Fashing is an unincorporated community in Atascosa County, in the U.S. state of Texas. According to the Handbook of Texas, the community had a population of 35 in 2000. It is located within the San Antonio metropolitan area.

History
A  ranch named Hickok Ranch was subdivided into several farms in 1916. This area was first settled by ranching families along the San Patricio Trail as early as the 1850s. The Warnecke and Stieren Land Company promoted subdividing the ranch into farms, and O.F.C. Henke was the first person to purchase a small plot of land on the ranch. The community was first called Hickok, then Hindenburg, and then received the name Fashing for fashion brand tobacco and the German word Fasching (meaning “carnival” or “Shrovetide”). A post office was established at Fashing in 1920 and remained in operation until 1988. The first postmaster was Albert Schroeder. The community had a one-circuit phone list sometime before the 1920s. It did not have electricity until the Karnes Electric Cooperative was constructed in the 1930s. Most residents of the community are of German descent and brought with them their German traditions to Fashing. The local economy was dominated by oil, gas and uranium. It had five businesses and 25 residents in the 1930s, which grew to 125 residents and four businesses from 1939 to 1964. It did not have any more businesses in 1968 and the population went down to 90. It continued to go down to 50 from 1970 to 1990, then to 35 in 2000. Fashing was named the "Grand Champion Rural Community of Texas" for its efforts in improving the community in 1972. There were several Catholic, Methodist and Lutheran churches in Fashing over the years.

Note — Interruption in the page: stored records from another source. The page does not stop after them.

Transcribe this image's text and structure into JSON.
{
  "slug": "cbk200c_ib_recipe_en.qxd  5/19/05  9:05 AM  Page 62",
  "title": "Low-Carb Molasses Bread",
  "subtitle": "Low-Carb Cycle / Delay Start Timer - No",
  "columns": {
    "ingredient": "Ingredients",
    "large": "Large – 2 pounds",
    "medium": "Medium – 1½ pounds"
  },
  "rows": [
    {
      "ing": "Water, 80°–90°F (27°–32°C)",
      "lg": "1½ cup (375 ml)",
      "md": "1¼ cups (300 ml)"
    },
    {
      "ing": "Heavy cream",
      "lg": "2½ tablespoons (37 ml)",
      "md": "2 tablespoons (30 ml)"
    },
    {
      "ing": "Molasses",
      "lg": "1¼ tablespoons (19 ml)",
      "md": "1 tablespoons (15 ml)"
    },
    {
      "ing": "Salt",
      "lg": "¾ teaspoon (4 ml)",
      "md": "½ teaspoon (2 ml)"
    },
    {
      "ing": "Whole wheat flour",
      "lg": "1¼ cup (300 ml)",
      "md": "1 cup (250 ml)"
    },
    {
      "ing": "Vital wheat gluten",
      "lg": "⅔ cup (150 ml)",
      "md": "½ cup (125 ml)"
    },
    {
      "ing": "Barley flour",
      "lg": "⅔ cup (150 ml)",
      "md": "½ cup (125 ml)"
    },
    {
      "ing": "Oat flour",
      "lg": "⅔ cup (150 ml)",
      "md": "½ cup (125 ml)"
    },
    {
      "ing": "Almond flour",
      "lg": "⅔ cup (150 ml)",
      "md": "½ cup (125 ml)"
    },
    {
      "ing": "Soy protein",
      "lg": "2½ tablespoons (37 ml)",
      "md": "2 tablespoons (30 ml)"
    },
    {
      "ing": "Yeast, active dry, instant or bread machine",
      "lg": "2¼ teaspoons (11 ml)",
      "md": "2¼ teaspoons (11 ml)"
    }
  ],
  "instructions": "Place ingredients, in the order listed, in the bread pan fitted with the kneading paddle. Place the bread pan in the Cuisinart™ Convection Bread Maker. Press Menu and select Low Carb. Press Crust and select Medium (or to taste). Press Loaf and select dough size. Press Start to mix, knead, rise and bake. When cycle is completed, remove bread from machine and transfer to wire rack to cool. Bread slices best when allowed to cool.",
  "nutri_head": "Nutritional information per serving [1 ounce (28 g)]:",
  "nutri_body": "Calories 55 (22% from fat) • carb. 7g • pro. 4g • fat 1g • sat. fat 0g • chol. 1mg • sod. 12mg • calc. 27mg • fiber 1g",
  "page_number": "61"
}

Fashing shares a community center with nearby Peggy.

Geography
Fashing is located at the intersection of Farm to Market Roads 2924 and 99,  southeast of Jourdanton and  southeast of San Antonio in southeastern Atascosa County.

Education
Fashing's first school opened in 1917 and was replaced by later school buildings in 1921 and 1952. There was a separate school built for Hispanic children in 1930 and was used until both schools were combined in 1947. The Fashing Common School District joined with the Karnes City Independent School District in 1958. Middle school students in grades 7th and 8th were bused to schools in Karnes City after 1980, while elementary-aged kids (1st-6th) stayed in Fashing until the school closed in 1988. The community continues to be served by Karnes City ISD today.